We next investigated whether the pathology produced by the C9ORF72 repeat expansion is able to be corrected by our dual-gRNA approach. Similar to a previous report 37, RNA foci were detected in the primary cortical cultures derived from C9-Tg but not from wild type mice (Supplementary Fig. 9). With ~ 50% repeat site removal efficiency by gRNA1-2 (Fig. 4) and our high lentiviral infection rate (94.8 ± 2.7%) in our primary cultures (Supplementary Fig. 10), we expected ~ 50% foci correction efficacy in these infected primary cultures. Indeed, about half of sense foci were corrected by expression of gRNA1-2, which was evidenced by the percentage of cells containing the foci and the numbers of foci in the given cells (Fig. 5C-5E). Therefore, we concluded that our approach is able to remove the C9ORF72 repeat expansion and correct the repeat-produced RNA foci, one of the molecular and pathological hallmarks shown in the patients, in the primary cortical cultures carrying patient repeat expansion.

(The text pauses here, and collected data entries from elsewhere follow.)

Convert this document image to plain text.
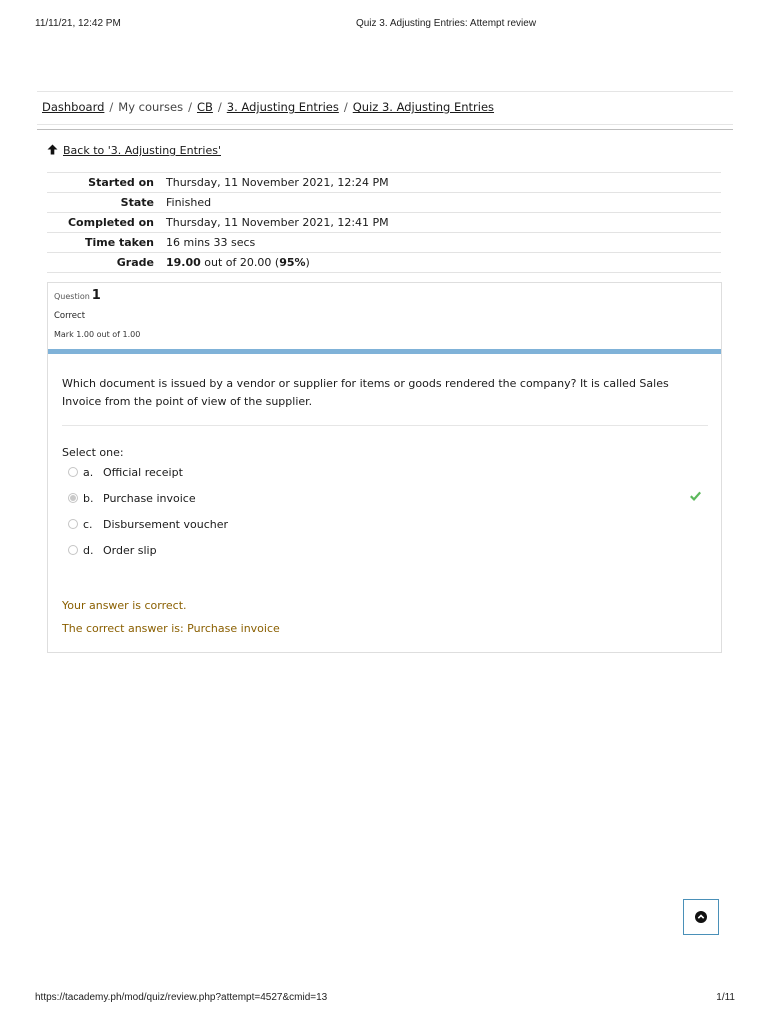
11/11/21, 12:42 PM	Quiz 3. Adjusting Entries: Attempt review
Dashboard / My courses / CB / 3. Adjusting Entries / Quiz 3. Adjusting Entries
Back to '3. Adjusting Entries'
Started on	Thursday, 11 November 2021, 12:24 PM
State	Finished
Completed on	Thursday, 11 November 2021, 12:41 PM
Time taken	16 mins 33 secs
Grade	19.00 out of 20.00 (95%)
Question 1
Correct
Mark 1.00 out of 1.00
Which document is issued by a vendor or supplier for items or goods rendered the company? It is called Sales Invoice from the point of view of the supplier.
Select one:
a. Official receipt
b. Purchase invoice
c. Disbursement voucher
d. Order slip
Your answer is correct.
The correct answer is: Purchase invoice
https://tacademy.ph/mod/quiz/review.php?attempt=4527&cmid=13	1/11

Our dual gRNAs remove C9ORF72 repeat expansion and correct the repeat-produced RNA foci in C9-Tg brain
With limited off-target effect, limited effect on C9ORF72 protein expression, high fusion rate, and RNA foci correction in vitro, we next asked whether our dual gRNAs are able to correct repeat-produced pathology in vivo. In agreement with a previous report 37, expression of repeat expansion generated widespread sense and antisense RNA foci in hippocampal CA1 pyramidal neurons at both 1- and 3-month old C9-Tg mice but not in that of 3-month old wildtype mice (Supplementary Fig. 11). We then crossed those C9-Tg mice with Rosa26-Cas9 knock-in mice to obtain the offsprings expressing both C9ORF72 repeat expansion and Cas9 (Fig. 6A). In these double positive mice, we injected AAV expressing dual gRNA1-2 driven by H1/U6 promoters and EGFP driven by CamKII promoter, a neuronal promoter, which enabled us to monitor the gRNA-targeted neurons in hippocampal CA1 region (Fig. 6A and Supplementary Fig. 12). The injection of AAV expressing EGFP driven by CamKII promoter (AAV-CamKII-EGFP) alone was used as non-editing control. After two month of injection, we achieved high AAV infection rate (Fig. 6B) and detected the fusion of gRNA1-2 editing sites in hippocampi infected with AAV-gRNA1-2-CamKII-EGFP, but not AAV-CamKII-EGFP control (Fig. 6C). Like our editing site fusion in the primary cortical cultures, the in vivo fusion took place at the same Cas9 cutting sites (Fig. 6D). Remarkably, AAV expressing gRNA1-2 significantly decreased the percentage of EGFP-positive neurons containing the sense and antisense RNA foci and the numbers of RNA foci in the EGFP-positive neurons, compared to the AAV-CamKII-EGFP controls (Fig. 6E-6G). Therefore, our results indicate that our dual-gRNA approach is able to remove the repeat expansion and correct the repeat expansion-generated pathology in vivo.